Auf der anderen Seite wird die Welt ihre eigene Hamburgredaktion schließen. Auch hier ist das Vorbild die Zusammenarbeit von Welt und Berliner Morgenpost in der Hauptstadt. Denn während die Morgenpost für nationale und internationale Themen den Pool der Welt anzapft, bedient sich auf der anderen Seite die Welt für ihre Berliner Regionalausgabe bei der Morgenpost. Auch die Welt Hamburg wird zukünftig nur noch abgreifen – beim Hamburger Abendblatt.

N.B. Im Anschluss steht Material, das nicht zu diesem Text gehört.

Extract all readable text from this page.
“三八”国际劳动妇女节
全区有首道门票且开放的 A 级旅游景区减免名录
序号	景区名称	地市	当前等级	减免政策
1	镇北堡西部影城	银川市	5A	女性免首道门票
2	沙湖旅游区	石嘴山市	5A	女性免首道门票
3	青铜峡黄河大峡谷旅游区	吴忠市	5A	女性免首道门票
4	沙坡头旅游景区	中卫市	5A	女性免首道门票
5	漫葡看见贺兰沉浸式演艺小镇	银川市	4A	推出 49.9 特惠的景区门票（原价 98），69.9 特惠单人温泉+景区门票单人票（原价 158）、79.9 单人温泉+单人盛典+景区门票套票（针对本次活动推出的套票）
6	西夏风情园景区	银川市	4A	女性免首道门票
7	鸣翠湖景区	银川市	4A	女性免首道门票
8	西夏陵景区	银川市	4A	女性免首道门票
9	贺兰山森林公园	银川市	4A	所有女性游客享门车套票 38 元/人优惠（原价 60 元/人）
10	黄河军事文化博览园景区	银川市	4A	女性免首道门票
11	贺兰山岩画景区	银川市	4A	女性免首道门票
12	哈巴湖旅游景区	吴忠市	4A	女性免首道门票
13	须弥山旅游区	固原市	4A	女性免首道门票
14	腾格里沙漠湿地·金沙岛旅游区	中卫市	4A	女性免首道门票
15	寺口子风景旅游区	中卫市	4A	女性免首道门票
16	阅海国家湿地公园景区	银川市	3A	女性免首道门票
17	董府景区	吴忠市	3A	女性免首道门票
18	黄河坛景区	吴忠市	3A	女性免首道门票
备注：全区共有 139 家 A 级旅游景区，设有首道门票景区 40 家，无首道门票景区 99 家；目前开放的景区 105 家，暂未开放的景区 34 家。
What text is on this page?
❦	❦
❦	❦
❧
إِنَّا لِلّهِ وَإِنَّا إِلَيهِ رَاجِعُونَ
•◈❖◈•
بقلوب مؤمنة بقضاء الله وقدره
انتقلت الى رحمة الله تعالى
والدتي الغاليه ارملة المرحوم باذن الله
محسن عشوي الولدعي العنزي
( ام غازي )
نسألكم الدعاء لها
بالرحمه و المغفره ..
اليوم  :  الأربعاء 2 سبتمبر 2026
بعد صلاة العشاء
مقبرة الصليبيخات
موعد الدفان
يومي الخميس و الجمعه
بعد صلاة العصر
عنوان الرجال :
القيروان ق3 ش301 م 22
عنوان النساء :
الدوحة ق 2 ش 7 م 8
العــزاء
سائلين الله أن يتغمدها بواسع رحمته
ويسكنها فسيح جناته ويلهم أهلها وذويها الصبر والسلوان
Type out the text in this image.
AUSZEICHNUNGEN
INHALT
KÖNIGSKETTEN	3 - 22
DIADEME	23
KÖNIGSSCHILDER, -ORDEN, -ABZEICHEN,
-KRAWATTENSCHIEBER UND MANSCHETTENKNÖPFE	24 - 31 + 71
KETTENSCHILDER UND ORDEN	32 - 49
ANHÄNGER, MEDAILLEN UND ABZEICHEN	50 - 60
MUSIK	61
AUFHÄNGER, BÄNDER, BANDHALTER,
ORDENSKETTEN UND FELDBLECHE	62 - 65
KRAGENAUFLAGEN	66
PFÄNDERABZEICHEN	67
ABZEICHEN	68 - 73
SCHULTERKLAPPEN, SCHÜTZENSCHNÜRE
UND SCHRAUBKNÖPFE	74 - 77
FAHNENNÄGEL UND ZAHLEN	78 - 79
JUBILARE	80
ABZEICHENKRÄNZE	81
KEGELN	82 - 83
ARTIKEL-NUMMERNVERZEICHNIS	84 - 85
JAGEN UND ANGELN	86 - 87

Ob alle Mitarbeiter der Hamburger Welt-Lokalredaktion zukünftig beim Abendblatt unterkommen, ist ungewiss bis zweifelhaft. Auch betriebsbedingte Kündigungen sollen nicht mehr ausgeschlossen sein. Und während sich die niederen Mitarbeiter sorgen müssen und Springer ihnen in seiner offiziellen Verlautbarung nur den letzten Satz einräumt, wird sich um die Chefredakteure ordentlich gekümmert: Jan-Eric Peters (Welt, Welt am Sonntag, Welt kompakt), Carsten Erdmann (Berliner Morgenpost) und Lars Haider (Hamburger Abendblatt) sollen weiter ihre Titel führen dürfen. Jörn Lauterbach, der bisherige Redaktionsleiter der Hamburger Welt, wird Teil der Abendblatt-Chefredaktion.

Wikipedia statt Recherche, Rad statt Taxi

Das Schlüpfen unter den bereits vor mehreren Jahren von Welt und Morgenpost gespannten Schirm ist für das Abendblatt die Fortführung des Sparkurses und der Fokussierung aufs Lokale, den das Hamburger Blatt unter Haiders Ägide konsequent verfolgt. Inhaltlich soll ab November mit dem Straßenratgeber die Hyperlokalisierung des Abendblatts seinen Höhepunkt finden. Mehr als 8.000 Straßen wurden von den Redakteuren katalogisiert, fotografiert und bewertet.

Intern wurden E-Mails verschickt, die die Redakteure baten, doch bitte nicht das Springer-eigene Recherchetool zu nutzen, sondern lieber mal auf Wikipedia zuzugreifen. Schließlich müsse jede Anfrage an den Infopool (wenn auch hausintern) bezahlt werden. Auch Taxis sollte man als Abendblatt-Redakteur meiden, stattdessen stünden Fahrräder zur Verfügung.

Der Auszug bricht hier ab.